Review by Beatrice On 31-Aug-2023
Augusto Pinochet has become eternal, he is a vampire, feeding on centrifuged heart muscle and flying undisturbed.
He is tired of living, he no longer sees the point of it, especially all the "backbiting" he has to endure while his "faithful" servant loves him, his 60-year-old wife cheats on him even though she desires him, and his children try to locate and untangle the sea of financial treasures their father has amassed.
On a huge estate in a Patagonian wasteland now lives the count, who has had other identities in the past, always as a vampire, the first as Claude Pinoche in France during the French Revolution where he witnessed the beheading of Queen Marie Antoinette and her husband King Louis XVI on Oct. 16, 1793. There he was a simple peasant/vampire, a commoner belonging to the Third Estate oppressed by the power of the Clergy and Nobility, who nevertheless decides to fight any form of revolution from below.
This is what Pablo Larrain's sophisticated and ambitious film is built on, and it is no coincidence that it starts at the very moment when the path of establishing a new idea of state after the overcoming of the Ancien Regime begins.

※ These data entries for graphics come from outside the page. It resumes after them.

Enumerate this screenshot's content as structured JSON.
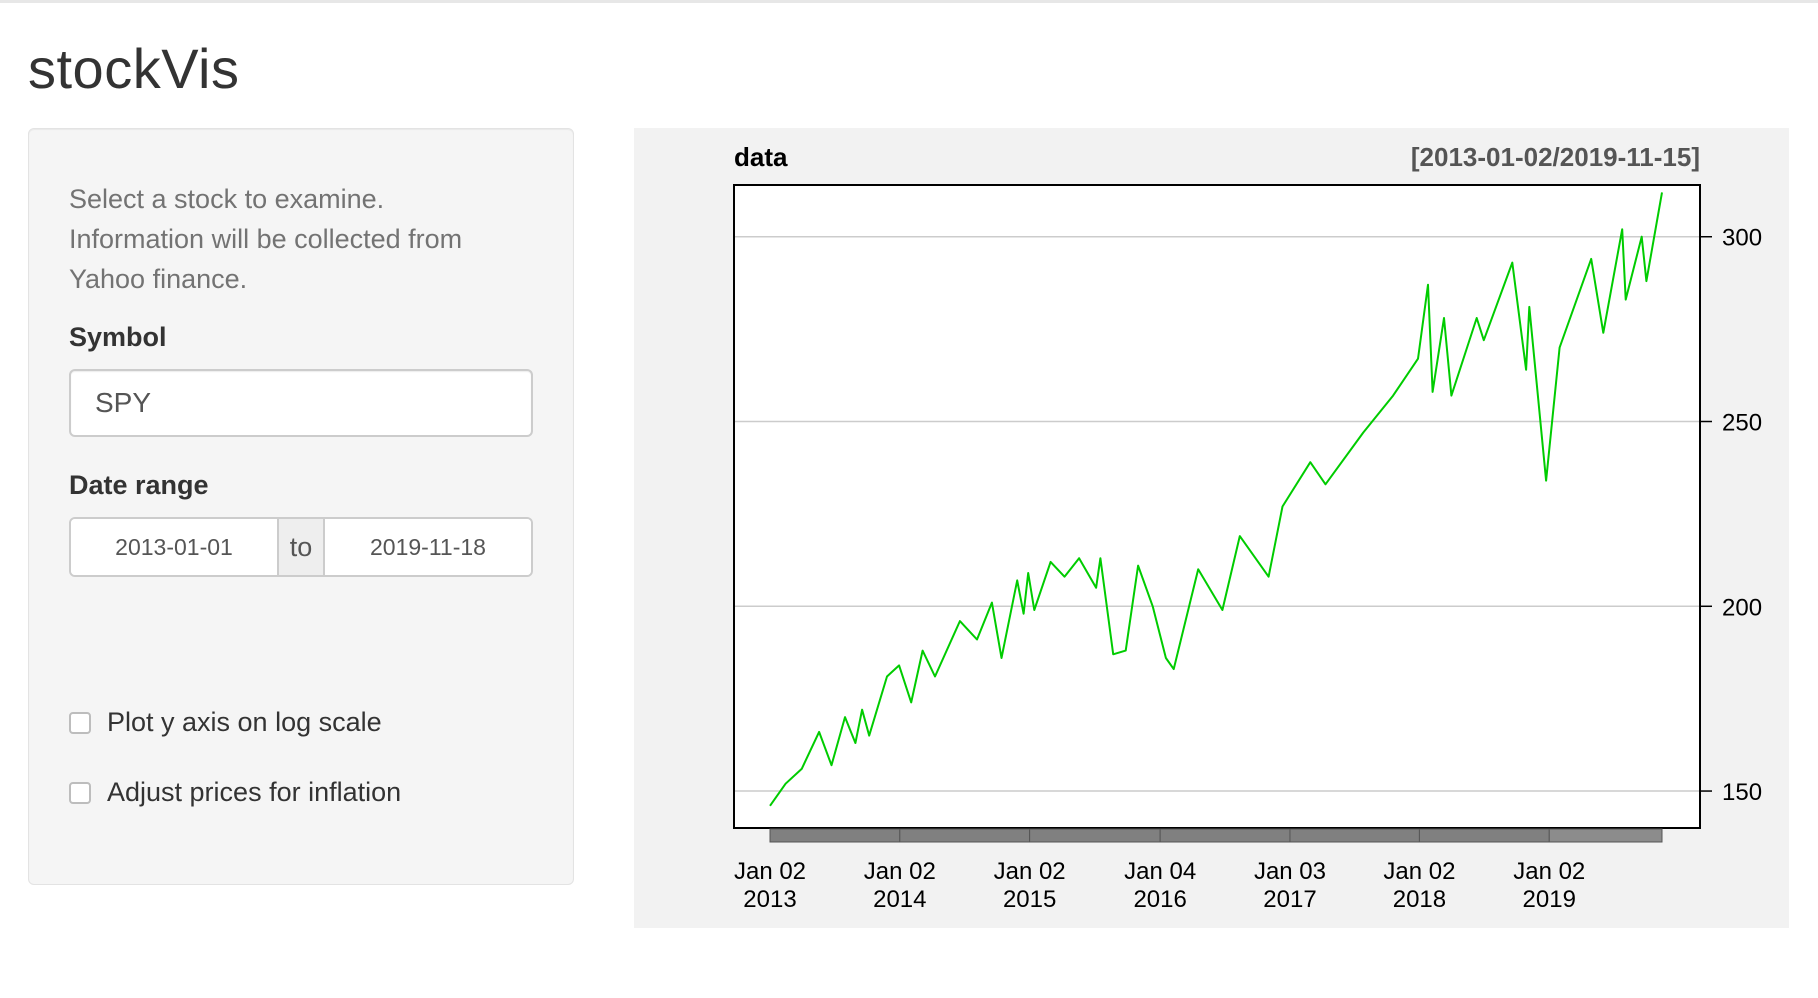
{
  "app": {
    "title": "stockVis"
  },
  "sidebar": {
    "help_lines": [
      "Select a stock to examine.",
      "Information will be collected from",
      "Yahoo finance."
    ],
    "symbol": {
      "label": "Symbol",
      "value": "SPY"
    },
    "date_range": {
      "label": "Date range",
      "start": "2013-01-01",
      "separator": "to",
      "end": "2019-11-18"
    },
    "checkboxes": [
      {
        "label": "Plot y axis on log scale",
        "checked": false
      },
      {
        "label": "Adjust prices for inflation",
        "checked": false
      }
    ]
  },
  "chart_data": {
    "type": "line",
    "title": "data",
    "subtitle": "[2013-01-02/2019-11-15]",
    "line_color": "#00cc00",
    "grid": true,
    "ylim": [
      140,
      314
    ],
    "y_ticks": [
      150,
      200,
      250,
      300
    ],
    "x_start": "2013-01-02",
    "x_end": "2019-11-15",
    "x_ticks": [
      {
        "date": "2013-01-02",
        "line1": "Jan 02",
        "line2": "2013"
      },
      {
        "date": "2014-01-02",
        "line1": "Jan 02",
        "line2": "2014"
      },
      {
        "date": "2015-01-02",
        "line1": "Jan 02",
        "line2": "2015"
      },
      {
        "date": "2016-01-04",
        "line1": "Jan 04",
        "line2": "2016"
      },
      {
        "date": "2017-01-03",
        "line1": "Jan 03",
        "line2": "2017"
      },
      {
        "date": "2018-01-02",
        "line1": "Jan 02",
        "line2": "2018"
      },
      {
        "date": "2019-01-02",
        "line1": "Jan 02",
        "line2": "2019"
      }
    ],
    "points": [
      [
        "2013-01-02",
        146
      ],
      [
        "2013-02-15",
        152
      ],
      [
        "2013-04-01",
        156
      ],
      [
        "2013-05-20",
        166
      ],
      [
        "2013-06-24",
        157
      ],
      [
        "2013-08-01",
        170
      ],
      [
        "2013-08-30",
        163
      ],
      [
        "2013-09-18",
        172
      ],
      [
        "2013-10-08",
        165
      ],
      [
        "2013-11-27",
        181
      ],
      [
        "2013-12-31",
        184
      ],
      [
        "2014-02-03",
        174
      ],
      [
        "2014-03-07",
        188
      ],
      [
        "2014-04-11",
        181
      ],
      [
        "2014-06-20",
        196
      ],
      [
        "2014-08-07",
        191
      ],
      [
        "2014-09-18",
        201
      ],
      [
        "2014-10-15",
        186
      ],
      [
        "2014-11-28",
        207
      ],
      [
        "2014-12-16",
        198
      ],
      [
        "2014-12-29",
        209
      ],
      [
        "2015-01-15",
        199
      ],
      [
        "2015-03-02",
        212
      ],
      [
        "2015-04-10",
        208
      ],
      [
        "2015-05-21",
        213
      ],
      [
        "2015-07-08",
        205
      ],
      [
        "2015-07-20",
        213
      ],
      [
        "2015-08-25",
        187
      ],
      [
        "2015-09-29",
        188
      ],
      [
        "2015-11-03",
        211
      ],
      [
        "2015-12-14",
        200
      ],
      [
        "2016-01-20",
        186
      ],
      [
        "2016-02-11",
        183
      ],
      [
        "2016-04-20",
        210
      ],
      [
        "2016-06-27",
        199
      ],
      [
        "2016-08-15",
        219
      ],
      [
        "2016-11-04",
        208
      ],
      [
        "2016-12-13",
        227
      ],
      [
        "2017-03-01",
        239
      ],
      [
        "2017-04-13",
        233
      ],
      [
        "2017-07-28",
        247
      ],
      [
        "2017-10-20",
        257
      ],
      [
        "2017-12-29",
        267
      ],
      [
        "2018-01-26",
        287
      ],
      [
        "2018-02-08",
        258
      ],
      [
        "2018-03-12",
        278
      ],
      [
        "2018-04-02",
        257
      ],
      [
        "2018-06-12",
        278
      ],
      [
        "2018-07-02",
        272
      ],
      [
        "2018-09-20",
        293
      ],
      [
        "2018-10-29",
        264
      ],
      [
        "2018-11-07",
        281
      ],
      [
        "2018-12-24",
        234
      ],
      [
        "2019-01-31",
        270
      ],
      [
        "2019-04-30",
        294
      ],
      [
        "2019-06-03",
        274
      ],
      [
        "2019-07-26",
        302
      ],
      [
        "2019-08-05",
        283
      ],
      [
        "2019-09-19",
        300
      ],
      [
        "2019-10-02",
        288
      ],
      [
        "2019-11-15",
        312
      ]
    ]
  }
}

Precisely about the new idea of state and the inevitable "Restorations" or dictatorships, whatever you want to call them, that followed in the centuries to come, Larrain does not hesitate to inform about the facts that determined, caused, validated, confirmed and above all endorsed the misdeeds, crimes, atrocities the usurpations, the misappropriations of wealth accumulated for years by the Chilean dictator following the emblematic coup d'état supported by the United States D'America, in an anti-communist function, to the detriment of the legitimate government of socialist President Salvador Allende, who committed suicide during the coup.
Obviously, the Chilean director, surprisingly resorts to a fable where, fantasy is skillfully intertwined with factual reality to prompt the dutiful question mark: where does the reality that often surpasses fantasy end, to locate the interpretation, the vision, the allegory the metaphor that skillfully runs through the film?
A mysterious narrative voice, very British, will reveal its identity during the course of the work, during which another equally enigmatic, ambiguous and fascinating ecclesiastical figure will be the emblem of the Chilean director's anticlerical vision already amply illustrated in another masterful work such as El club.
The concept of power, complicity, responsibility but above all EVIL runs through the entire structure of the film, in which, cynicism, sarcasm, disenchantment and violence for its own sake are the frame on which the black and white narrative is reflected.
The film's is an old idea, Larrain says, which is based on the most dangerous of concepts, that a figure like Pinochet's can be eternal and that evil can survive. I don't know if it can be an allegory because it is very direct. I think it is right to say something like this at a time when it seems that history is repeating itself, to remind us how dangerous we are.
From the French Revolution to contemporary reality, history reiterates the human attitude of servant and master, not so much that of Hegelian memory as that of the enlightened Etienne De La Boetie who had identified the inevitably human trait, a kind of human fingerprint, all too human: voluntary servitude, to whatever master that is power, money, vice, cruelty, savagery, domination, fame.
Only evil such as restoration and counterrevolution has this aura of eternity because revolution is no longer possible: it lacks the enemy to fight, who is now invisible, impersonal, ethereal and while flying like a vampire feeding on flesh and blood.
A funny, sarcastic gothic drama about the human condition, inattentive, superficial, supine to the persistence of political/economic/social defeat; after all, if revolution is not possible, let everyone freely choose his master, vampire or not!
What I really think is that evil is never radical, only extreme, and that it possesses neither depth nor a demonic dimension. It can invade and devastate the whole world, because it spreads over the surface like a fungus. It challenges thought, because thought seeks to reach the depths, to go to the roots, and the moment it seeks evil, it is frustrated because it finds nothing. This is its banality.